Es más fácil la convivencia entre iguales que entre aquellos que sostienen ideas políticas enfrentadas. Todos sabemos de familias y amigos en donde las disensiones políticas han sido elementos de desavenencia y ruptura. Invocar cultivar espacios de pensamiento, de diálogo y de práctica ética es un buen procedimiento para avanzar en la construcción de una convivencia más sólida, pero los obstáculos son de tan enorme dificultad que cuesta pensar que la historia no vaya a repetirse una y otra vez, tanto a nivel vecinal y local como a niveles universales.
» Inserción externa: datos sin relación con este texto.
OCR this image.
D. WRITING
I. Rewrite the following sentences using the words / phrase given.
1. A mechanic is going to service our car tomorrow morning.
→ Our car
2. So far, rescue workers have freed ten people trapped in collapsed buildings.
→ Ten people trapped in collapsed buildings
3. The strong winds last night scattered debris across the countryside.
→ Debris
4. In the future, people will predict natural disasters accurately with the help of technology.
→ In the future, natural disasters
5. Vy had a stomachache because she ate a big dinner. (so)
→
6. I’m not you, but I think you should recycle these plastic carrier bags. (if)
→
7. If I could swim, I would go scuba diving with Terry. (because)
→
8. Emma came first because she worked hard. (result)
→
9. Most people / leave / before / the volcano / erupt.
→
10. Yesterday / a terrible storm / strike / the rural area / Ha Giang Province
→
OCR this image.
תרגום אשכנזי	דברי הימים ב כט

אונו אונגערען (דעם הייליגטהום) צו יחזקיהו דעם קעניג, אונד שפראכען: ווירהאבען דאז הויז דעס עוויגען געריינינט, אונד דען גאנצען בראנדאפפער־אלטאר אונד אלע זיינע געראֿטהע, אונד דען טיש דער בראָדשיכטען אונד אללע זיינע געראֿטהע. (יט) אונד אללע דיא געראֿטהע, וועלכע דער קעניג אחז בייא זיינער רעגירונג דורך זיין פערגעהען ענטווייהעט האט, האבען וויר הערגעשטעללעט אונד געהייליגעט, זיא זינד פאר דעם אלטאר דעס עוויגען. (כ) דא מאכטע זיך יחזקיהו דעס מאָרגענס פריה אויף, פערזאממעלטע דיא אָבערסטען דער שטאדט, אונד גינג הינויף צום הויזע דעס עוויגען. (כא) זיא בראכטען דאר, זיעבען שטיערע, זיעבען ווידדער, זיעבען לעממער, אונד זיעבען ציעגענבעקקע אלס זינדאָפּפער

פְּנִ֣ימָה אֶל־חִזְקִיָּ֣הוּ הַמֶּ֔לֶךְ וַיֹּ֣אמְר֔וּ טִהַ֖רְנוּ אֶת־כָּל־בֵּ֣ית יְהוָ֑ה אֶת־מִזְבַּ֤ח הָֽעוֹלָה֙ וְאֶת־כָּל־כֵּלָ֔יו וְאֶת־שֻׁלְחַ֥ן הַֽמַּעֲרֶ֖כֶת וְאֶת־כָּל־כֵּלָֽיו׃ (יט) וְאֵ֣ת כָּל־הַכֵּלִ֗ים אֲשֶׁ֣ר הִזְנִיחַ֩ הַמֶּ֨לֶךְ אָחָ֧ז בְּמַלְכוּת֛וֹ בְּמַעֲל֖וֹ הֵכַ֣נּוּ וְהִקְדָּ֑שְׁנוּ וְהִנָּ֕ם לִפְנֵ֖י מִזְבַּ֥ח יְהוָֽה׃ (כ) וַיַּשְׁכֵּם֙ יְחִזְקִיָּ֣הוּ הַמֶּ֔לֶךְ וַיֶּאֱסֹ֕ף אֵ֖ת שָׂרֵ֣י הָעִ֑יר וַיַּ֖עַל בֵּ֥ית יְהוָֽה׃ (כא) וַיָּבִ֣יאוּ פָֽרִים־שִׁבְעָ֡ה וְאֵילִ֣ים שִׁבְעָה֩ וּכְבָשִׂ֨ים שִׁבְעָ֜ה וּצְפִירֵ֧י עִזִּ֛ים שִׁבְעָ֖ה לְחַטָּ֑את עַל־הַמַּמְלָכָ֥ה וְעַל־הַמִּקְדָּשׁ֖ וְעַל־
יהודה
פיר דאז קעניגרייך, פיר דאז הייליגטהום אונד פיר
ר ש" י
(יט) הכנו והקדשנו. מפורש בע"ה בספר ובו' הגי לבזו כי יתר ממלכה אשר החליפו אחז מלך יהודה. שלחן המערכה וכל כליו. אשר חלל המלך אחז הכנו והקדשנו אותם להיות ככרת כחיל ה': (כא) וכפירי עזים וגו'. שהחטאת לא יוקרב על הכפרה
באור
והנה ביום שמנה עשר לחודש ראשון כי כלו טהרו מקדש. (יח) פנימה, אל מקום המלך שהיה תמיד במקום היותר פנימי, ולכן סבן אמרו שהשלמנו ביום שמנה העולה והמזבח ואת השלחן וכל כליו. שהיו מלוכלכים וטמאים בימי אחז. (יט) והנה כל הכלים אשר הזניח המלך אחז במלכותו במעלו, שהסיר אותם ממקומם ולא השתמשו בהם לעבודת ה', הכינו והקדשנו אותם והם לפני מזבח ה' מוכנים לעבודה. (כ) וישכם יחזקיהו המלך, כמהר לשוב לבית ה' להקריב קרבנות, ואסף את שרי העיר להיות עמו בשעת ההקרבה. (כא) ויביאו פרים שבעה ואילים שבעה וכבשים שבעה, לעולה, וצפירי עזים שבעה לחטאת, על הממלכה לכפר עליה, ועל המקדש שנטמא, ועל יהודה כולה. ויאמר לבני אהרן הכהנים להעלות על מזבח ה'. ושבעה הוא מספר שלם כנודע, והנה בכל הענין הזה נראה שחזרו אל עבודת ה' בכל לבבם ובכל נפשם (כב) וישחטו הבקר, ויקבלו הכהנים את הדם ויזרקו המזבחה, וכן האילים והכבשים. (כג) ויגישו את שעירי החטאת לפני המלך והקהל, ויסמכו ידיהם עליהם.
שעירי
Esta mañana un amigo, Z, en Instagram me comentaba de la fragilidad de la existencia humana y la inevitabilidad del declive de cualquier poder o estructura, incluso los más grandiosos. Citaba a Percy Bysshe Shelley: "La tierra está llena de ruinas de imperios que creyeron que durarían para siempre". Para Z la frase invita a la reflexión sobre la importancia de la humildad y la adaptabilidad ante la naturaleza cambiante de la vida. Un elemento más que incorporar a esos espacios de pensamiento y diálogo que expresaba en el párrafo anterior, pero que sin embargo se ven y se verán azotados constantemente por un sectarismo devorador capaz incluso de terminar con las amistades corrientes que mantienen el tejido social en el que nos desenvolvemos.